The osteocyte as a novel key player in understanding periodontitis through its expression of RANKL and Sclerostin a Review

Purpose of Review: Periodontitis is the inflammation-associated bone loss disease of the alveolar bone that surrounds teeth. Classically, the emphasis on the etiology of periodontitis has been on the products of periodontal pathogens that lead to an inflammatory response of the soft tissues of the periodontium, eventually leading to activation of osteoclasts that degrade the alveolar bone. Until recently, the response of osteocytes that populate the alveolar bone, and that are known for their regulatory role in bone anabolism and catabolism, has not been addressed.

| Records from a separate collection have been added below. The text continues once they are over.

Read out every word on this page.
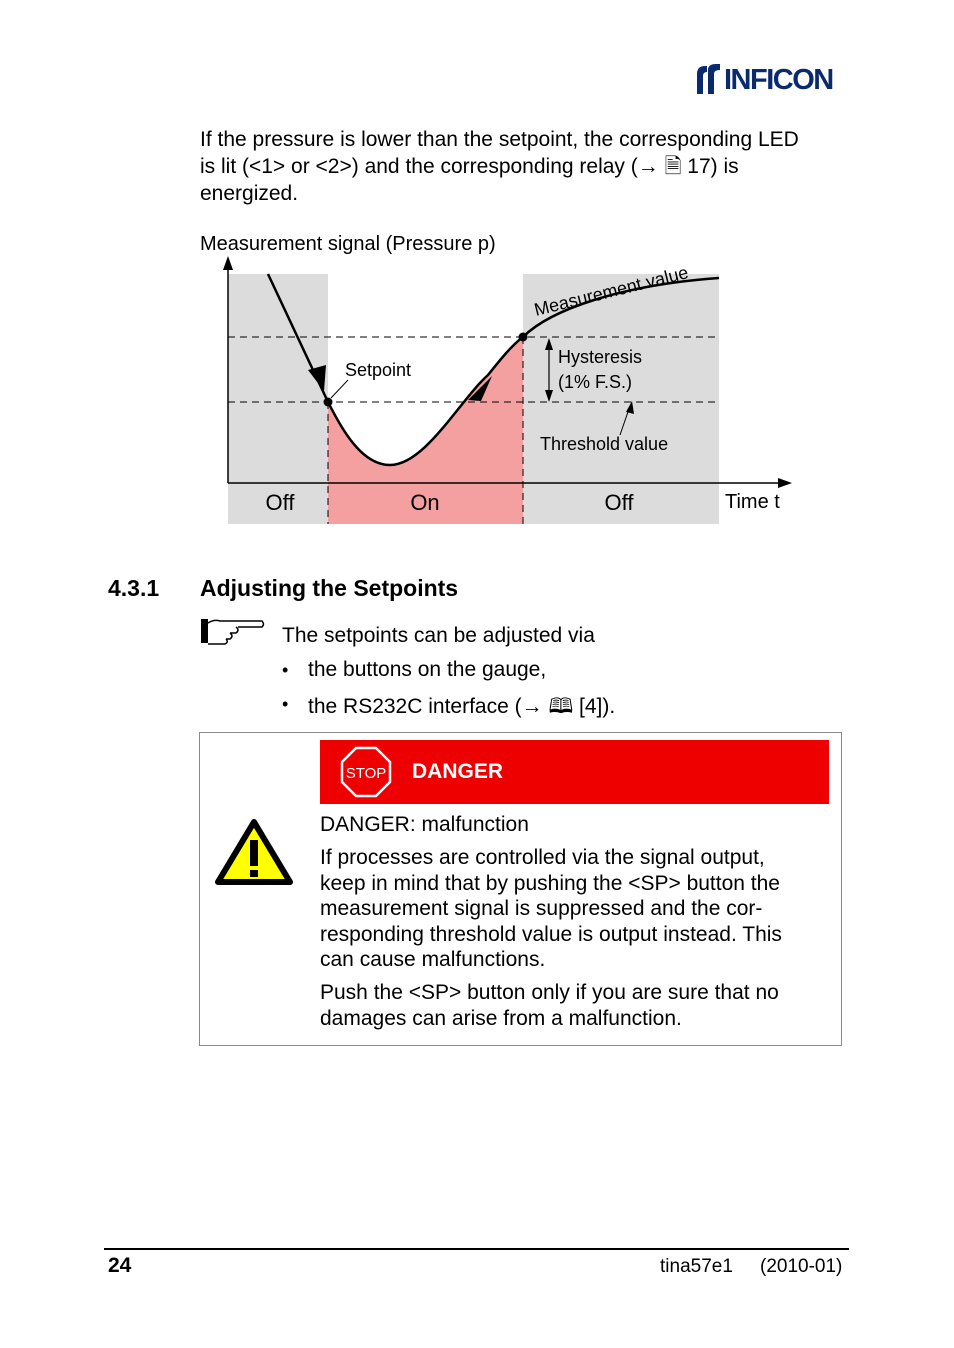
INFICON
If the pressure is lower than the setpoint, the corresponding LED
is lit (<1> or <2>) and the corresponding relay (→ 🗎 17) is
energized.
Measurement signal (Pressure p)
Measurement value
Setpoint
Hysteresis
(1% F.S.)
Threshold value
Off	On	Off	Time t
4.3.1 Adjusting the Setpoints
The setpoints can be adjusted via
• the buttons on the gauge,
• the RS232C interface (→ 🕮 [4]).
STOP DANGER
DANGER: malfunction
If processes are controlled via the signal output,
keep in mind that by pushing the <SP> button the
measurement signal is suppressed and the cor-
responding threshold value is output instead. This
can cause malfunctions.
Push the <SP> button only if you are sure that no
damages can arise from a malfunction.
24	tina57e1 (2010-01)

Recent Findings: This review demonstrates that osteocytes play a key contributing role in periodontitis progression in various experimental mouse and rat periodontitis models. Osteocytes are the key expressing cells of both osteoclast differentiation factor RANKL as well as osteoblast activity regulator sclerostin. Targeted deletion of RANKL in osteocytes prevents osteoclast formation, thereby impairing periodontitis, despite the pressure of periodontitis-associated bacteria. Antibodies against the osteocyte-derived protein sclerostin inhibit and partially revert periodontitis by stimulating bone formation.
Summary: Experimental mouse and rat periodontitis models strongly indicate a key role for the bone-encapsulated osteocyte in understanding periodontitis etiology.